Assessing Iran’s Hollywood Style Terror Plot

There has been lots of speculation about the recent strange Iranian plot to assassinate the Saudi Ambassador to Washington. Iran is a world champion at long-distance strategic terror – as I’ve written before about the assassination campaign in Europe and the terrible 1994 AMIA bombing in Buenos Aires.

But this one seems strange. Wire transfers and cell-phone calls can be monitored and it was not done through a complex chain of cutout. The hallmark of previous Iranian terror is excellent tradecraft, and the reports so far do not show much sign of that.
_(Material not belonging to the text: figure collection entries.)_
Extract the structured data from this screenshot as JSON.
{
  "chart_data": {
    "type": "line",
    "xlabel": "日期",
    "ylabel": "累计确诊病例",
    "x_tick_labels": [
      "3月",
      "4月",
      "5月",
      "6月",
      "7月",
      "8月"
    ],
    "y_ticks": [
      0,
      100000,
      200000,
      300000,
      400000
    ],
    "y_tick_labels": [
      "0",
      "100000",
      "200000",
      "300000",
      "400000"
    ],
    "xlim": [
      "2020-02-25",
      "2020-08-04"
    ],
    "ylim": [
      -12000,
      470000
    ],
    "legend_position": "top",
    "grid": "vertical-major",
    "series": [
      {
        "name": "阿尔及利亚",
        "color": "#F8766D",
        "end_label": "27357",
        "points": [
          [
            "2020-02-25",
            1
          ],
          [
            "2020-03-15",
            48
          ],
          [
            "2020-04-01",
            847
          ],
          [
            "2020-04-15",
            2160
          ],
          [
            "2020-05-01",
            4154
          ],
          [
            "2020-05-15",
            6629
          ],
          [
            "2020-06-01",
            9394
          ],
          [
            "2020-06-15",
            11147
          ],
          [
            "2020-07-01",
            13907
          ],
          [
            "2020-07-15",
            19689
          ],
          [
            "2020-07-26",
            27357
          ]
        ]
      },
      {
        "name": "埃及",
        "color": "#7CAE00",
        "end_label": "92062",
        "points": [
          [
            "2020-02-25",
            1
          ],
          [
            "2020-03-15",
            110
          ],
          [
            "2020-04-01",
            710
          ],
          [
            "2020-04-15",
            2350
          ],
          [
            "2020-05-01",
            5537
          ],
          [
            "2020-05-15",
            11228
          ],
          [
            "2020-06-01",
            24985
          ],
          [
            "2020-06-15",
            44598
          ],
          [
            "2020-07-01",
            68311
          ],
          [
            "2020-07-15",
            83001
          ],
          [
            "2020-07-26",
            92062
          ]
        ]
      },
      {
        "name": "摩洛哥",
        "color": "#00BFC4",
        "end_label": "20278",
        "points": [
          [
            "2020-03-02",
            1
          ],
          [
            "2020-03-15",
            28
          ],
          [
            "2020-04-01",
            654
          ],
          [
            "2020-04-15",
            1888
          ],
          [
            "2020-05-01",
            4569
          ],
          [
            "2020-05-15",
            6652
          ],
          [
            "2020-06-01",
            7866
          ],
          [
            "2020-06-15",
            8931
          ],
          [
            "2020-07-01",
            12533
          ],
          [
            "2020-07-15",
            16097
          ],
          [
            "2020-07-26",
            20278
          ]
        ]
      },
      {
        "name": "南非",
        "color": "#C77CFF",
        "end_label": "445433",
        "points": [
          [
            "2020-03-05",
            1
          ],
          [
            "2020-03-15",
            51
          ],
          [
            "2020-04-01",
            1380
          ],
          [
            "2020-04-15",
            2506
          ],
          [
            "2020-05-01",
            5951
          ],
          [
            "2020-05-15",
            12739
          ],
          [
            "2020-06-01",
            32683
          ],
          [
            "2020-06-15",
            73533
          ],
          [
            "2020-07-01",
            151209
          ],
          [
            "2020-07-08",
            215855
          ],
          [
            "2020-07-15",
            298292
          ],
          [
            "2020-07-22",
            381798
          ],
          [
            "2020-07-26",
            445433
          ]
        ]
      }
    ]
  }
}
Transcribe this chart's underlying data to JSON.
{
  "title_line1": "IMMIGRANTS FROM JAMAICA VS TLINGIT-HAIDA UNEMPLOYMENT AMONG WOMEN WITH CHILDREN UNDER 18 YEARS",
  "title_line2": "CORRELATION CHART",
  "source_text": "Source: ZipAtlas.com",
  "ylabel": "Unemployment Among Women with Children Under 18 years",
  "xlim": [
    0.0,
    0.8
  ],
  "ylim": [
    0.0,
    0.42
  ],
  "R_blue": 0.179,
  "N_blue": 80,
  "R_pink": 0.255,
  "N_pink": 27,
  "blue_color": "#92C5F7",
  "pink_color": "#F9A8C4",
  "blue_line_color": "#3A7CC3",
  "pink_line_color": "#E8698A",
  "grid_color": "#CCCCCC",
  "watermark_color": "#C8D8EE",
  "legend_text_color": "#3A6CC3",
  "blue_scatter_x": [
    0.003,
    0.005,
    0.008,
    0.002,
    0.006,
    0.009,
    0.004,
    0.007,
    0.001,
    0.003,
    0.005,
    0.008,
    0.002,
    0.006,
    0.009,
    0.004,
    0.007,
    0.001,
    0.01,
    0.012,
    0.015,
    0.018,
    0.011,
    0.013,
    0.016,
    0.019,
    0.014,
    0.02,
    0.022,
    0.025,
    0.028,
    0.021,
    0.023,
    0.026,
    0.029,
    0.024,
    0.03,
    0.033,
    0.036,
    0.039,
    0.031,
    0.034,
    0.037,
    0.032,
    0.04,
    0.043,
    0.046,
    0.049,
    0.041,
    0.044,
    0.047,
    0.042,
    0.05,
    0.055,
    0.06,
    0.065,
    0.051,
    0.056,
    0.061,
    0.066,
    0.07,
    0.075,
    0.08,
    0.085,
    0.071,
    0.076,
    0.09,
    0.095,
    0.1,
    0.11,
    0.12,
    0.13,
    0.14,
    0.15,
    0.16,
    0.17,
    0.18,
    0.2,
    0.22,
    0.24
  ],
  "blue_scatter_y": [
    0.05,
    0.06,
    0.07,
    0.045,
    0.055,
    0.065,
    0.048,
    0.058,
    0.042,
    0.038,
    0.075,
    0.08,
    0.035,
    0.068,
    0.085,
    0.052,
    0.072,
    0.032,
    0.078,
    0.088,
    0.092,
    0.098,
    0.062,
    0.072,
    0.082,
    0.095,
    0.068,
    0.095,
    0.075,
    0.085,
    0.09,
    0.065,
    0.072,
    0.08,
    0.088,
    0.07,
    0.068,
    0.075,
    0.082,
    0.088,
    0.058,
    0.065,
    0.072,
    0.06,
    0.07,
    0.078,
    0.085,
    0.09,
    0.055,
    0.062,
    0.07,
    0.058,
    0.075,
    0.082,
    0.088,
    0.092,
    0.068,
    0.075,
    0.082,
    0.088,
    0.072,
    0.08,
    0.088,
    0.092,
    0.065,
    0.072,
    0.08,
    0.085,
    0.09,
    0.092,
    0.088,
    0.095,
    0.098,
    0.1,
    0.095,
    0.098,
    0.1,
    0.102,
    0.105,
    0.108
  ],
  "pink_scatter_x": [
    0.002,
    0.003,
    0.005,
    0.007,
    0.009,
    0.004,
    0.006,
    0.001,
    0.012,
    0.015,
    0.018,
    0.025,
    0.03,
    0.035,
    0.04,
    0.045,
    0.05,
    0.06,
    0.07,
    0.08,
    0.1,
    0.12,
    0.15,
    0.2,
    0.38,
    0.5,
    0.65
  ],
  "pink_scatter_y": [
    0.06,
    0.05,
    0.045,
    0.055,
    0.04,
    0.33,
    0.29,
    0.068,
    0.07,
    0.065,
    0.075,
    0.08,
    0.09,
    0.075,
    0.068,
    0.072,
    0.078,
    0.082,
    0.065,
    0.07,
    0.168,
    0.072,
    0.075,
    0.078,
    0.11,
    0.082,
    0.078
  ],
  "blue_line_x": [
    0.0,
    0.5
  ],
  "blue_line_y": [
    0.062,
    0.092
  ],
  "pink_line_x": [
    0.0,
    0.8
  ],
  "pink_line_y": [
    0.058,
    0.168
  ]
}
Also, the idea of hiring a Mexican cartel to carry out an assassination is good Hollywood fodder. The Secretary of State is wrong when she says, “You can’t make this stuff up.” In fact it is the stock and trade of a decent screenwriter. But outsourcing terror is not an easy thing to do. First, why would a Mexican cartel want to get involved in something like this, they could easily makes millions a month on drug-trafficking – so why bother with a far-fetched plot for only $1.5 million? Further, a plot like this could potentially bring enormous, negative attention on them. On the Iranian side, they must know that criminals can be umm… unreliable.

Also, criminal gangs, just like terrorist groups, know that they are subject to infiltration and consequently are careful in whom they do business with and how they do it.

In the past I’ve speculated that Iran may have lost its long-range terror capability, which is one reason they haven’t avenged the death of Hezbollah operations chief Imad Mughniyeh.

An attempt to hire a Mexican cartel would further support this hypothesis, but I did not argue that they had lost their long-range terror abilities because they were stupid.

One possibility is that this “plot” was something of a rogue operation designed by one Iranian faction to embarrass another – possibly linked to efforts to improve relations to the US and/or Saudi Arabia. Under this scenario, even the plot’s failure is a success because now any quiet negotiations are quashed in their infancy. But I can’t speculate on who in Iran would be up to this – Iranian politics is a bit of a black box and, to paraphrase Teddy Roosevelt (discussing looking after his daughter Alice), “I can follow Iranian politics or I can have a life. I can’t do both.”